By Bill Toulas / December 19, 2020

‘The Pirate Bay’ is among the most blocked platforms out there, as ISPs are constantly called to add sub-domains to their blocklists and prevent their subscribers from accessing the torrent platform. To solve the problem, proxies are offered instead, which oftentimes aren’t blocked by ISPs and thus enable users to access TPB as usual. One of the sites that have been offering comprehensive proxy lists for TPB was “piratebay-proxylist.net,” drawing traffic from the Netherlands, the UK, and various other countries.

Following a lengthy legal battle with BREIN, the Dutch association for the protection of the rights of the entertainment industry, the site’s operator agreed to take it down and also to pay $343,000 for a settlement. Those that visit the website now will see a warning notice informing them about a court blocking order. The website’s operations are characterized as unlawful and damaging to right holders, and visitors are warned that every site which directly or indirectly offers access to TPB is running the risk of suffering criminal and/or civil sanctions, as well as large fines.
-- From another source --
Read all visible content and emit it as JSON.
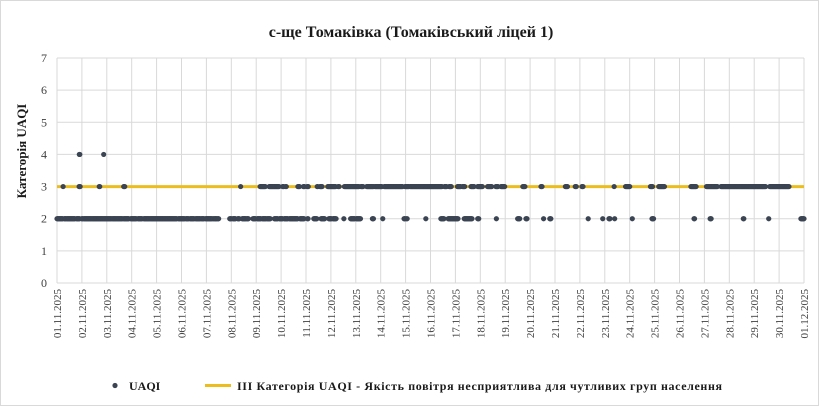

These proxy/mirror sites are the spawn of the ISP blocking mechanism, and they would have no reason to exist otherwise. By drawing traffic in, they can make large amounts of money through advertising while producing nothing at all. The operators of these websites may falsely presume that they aren’t doing anything illegal, as they don’t host infringing content and merely offer a list with URLs to other platforms that also don’t host content. However, courts won’t accept these arguments, and this case makes it clear once again.

As for ‘The Pirate Bay’ itself, the platform has had a turbulent week, with some of its proxies being offline for days now. Many users report getting a CloudFlare error message about a “gateway timeout,” but no details about what may be causing the problem are known. Possibly, this is just another part of TPB’s usual “on and off” hops.

The side effect of this is more traffic being driven to proxy sites, and boy, they are still aplenty. This proves that BREIN and similar associations still have a lot of work to do if they want TPB proxy sites to vanish, but it is extremely difficult to locate all operators and seize their domains. The case against “piratebay-proxylist.net” carries more value in symbolism than actual practical benefits for creators and distributors.